According to Perceive Beating monitoring, NVIDIA officially open-sourced the 550 billion-parameter Nemotron 3 Ultra flagship language model on June 4, with 550 billion activations, optimized for long-range intelligent tasks such as complex planning, reasoning, and tool invocation.
In the third-party benchmark platform Artificial Analysis's Intelligence Index, Nemotron 3 Ultra scored 47.7 points, making it the most powerful open-source weight model in the United States, but still lagging behind multiple Chinese open-source models such as Kimi K2.6 (53.9 points), MiMo-V2.5-Pro (53.8 points), and DeepSeek V4 Pro (51.5 points) in the global open-source model arena.

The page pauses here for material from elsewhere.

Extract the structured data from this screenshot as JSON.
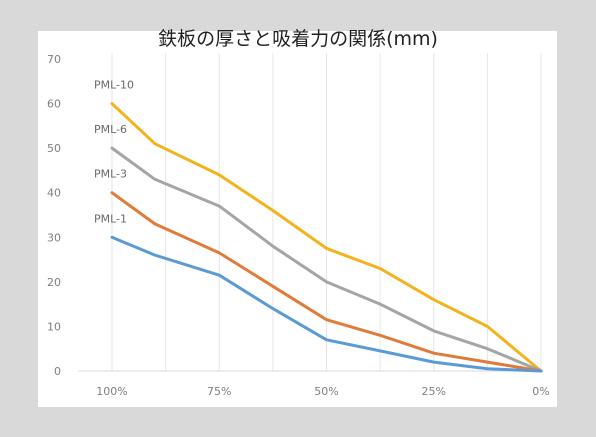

In terms of technical architecture, the model adopts the Mamba-Transformer hybrid expert architecture MoE, mitigating the memory bottleneck of quadratic growth of the KV cache under ultra-long contexts. By alternately using the Mamba-2 state-space model layer and the Transformer self-attention layer, the model supports a context window of 1 million tokens with extremely low memory overhead. The hybrid architecture achieved a maximum 5x throughput improvement and 30% reduction in inference cost for intelligent tasks.
For ecosystem support, NVIDIA simultaneously released the Agent Toolkit, including the NemoClaw orchestration blueprint and OpenShell runtime. The open-source content directly includes model weights, datasets, and training recipes. The model has been deployed on Hugging Face, NVIDIA NIM, and OpenRouter, with enterprise AI search service provider Glean announcing integration, positioning it as an alternative to commercial closed-source large models.